Most of the ideas I brought came from what I did in the UK. For instance, what a lot of people have in the UK now is mirrors in the bathroom that are LED with a heater part so it doesn't mist up. It's quite common ... but here you can't find them. It's really, really difficult. In the whole of the US I found one place. Unfortunately the unit is twice as thick but hey! It did the business.
Then when I went into the second bathroom -- same policy, but I wanted a bath because I'm English and that's quite important. Then I wanted the shower that went in it to be a tub filler (again with a thermostat so I wasn't messing around with ) and a shower head and a hand shower. I managed to find that unit. The tiles I did the same as the other bathroom to keep the same theme. And again I went for LED lights in the ceiling. You've got to move with this technology; you can't sit there with the old stuff.
We did it in 2 phases because the contractor was going home at Christmas for about a month. The bathrooms took about 2 1/2 weeks each.
One of the things that sort of put me off in the beginning was all the work involved of getting the contractors in to do the work -- permits, paying for a ridiculous deposit, banker's drafts and all that nonsense. Who has banker's drafts when you live somewhere? Not like you're running away. So that was the hardest part, getting all that done and agreed.
Once the work started, they were pretty good ... very good, in fact. Because I was living in the house so they had to keep it as dust-free as possible, which wasn't always easy. The cleanup was good but because of the dust from cutting tiles, it's a long process. It takes weeks because that's all in the atmosphere, with the air conditioner recirculating it. But I had to expect that. I just replaced the air filters more often and kept on top of it.
I did say to them -- I mean, we're talking honestly now -- what I did say to the plumber was that they didn't test anything. So they did the plumbing for the sink but didn't test the overflow in the drain. And that's a huge risk to them. You've got to check these things before you move on to the next stage. There was very much an attitude of, "Well, we've done it so it must be okay." But life isn't like that. I'm an engineer, I know it doesn't work like that. So that was probably the only glitch.
Be prepared to be in a mess, because if you're going to live in the apartment when you're doing jobs like that, it is going to be messy. You need somebody who can work in a tight environment and who's going to clean up every night. Also be prepared that it's going to take a little bit longer than you think.
Don't put cheap things in. If it's not going to look good there's no point putting something expensive with something cheap. But if you shop around, it's amazing what you can get. Look for good names. Don't just go and buy the first things you see. There's a lot of shops that charge a lot of money for some items like tiles, quite excessive. On the internet you can get good value and it could be worth waiting for the sales as you plan your job.
Go modern. Everybody has different tastes but remember that you might well be going to sell your property and you've got to be thinking, "Is this going to look really outdated in 5 years?" More importantly, I would do it for yourself.

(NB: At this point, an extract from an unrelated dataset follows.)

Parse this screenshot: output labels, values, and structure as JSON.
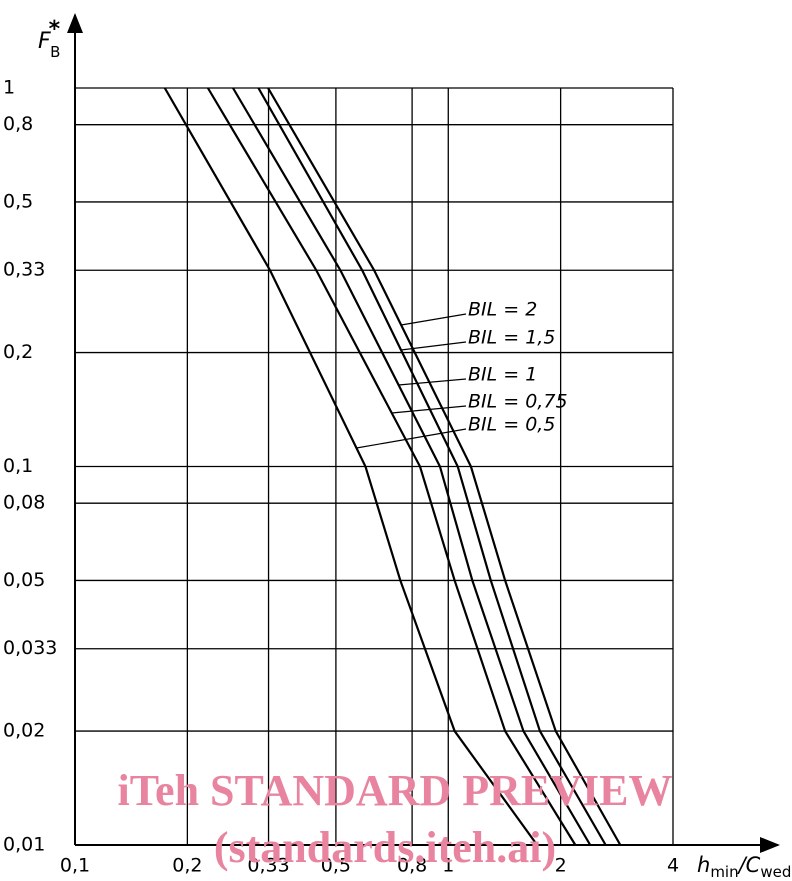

I did mine for myself but at the same time, I was mindful of speaking to people, looking in magazines, looking at new properties, the type of things people are looking for. The avocado-colored bathroom suite still won't wash, even after 20 years. I was going for neutral colors -- white, dark wood. And if you're going to be doing 2 bathrooms, keep them in a similar theme. I think people look for uniformity.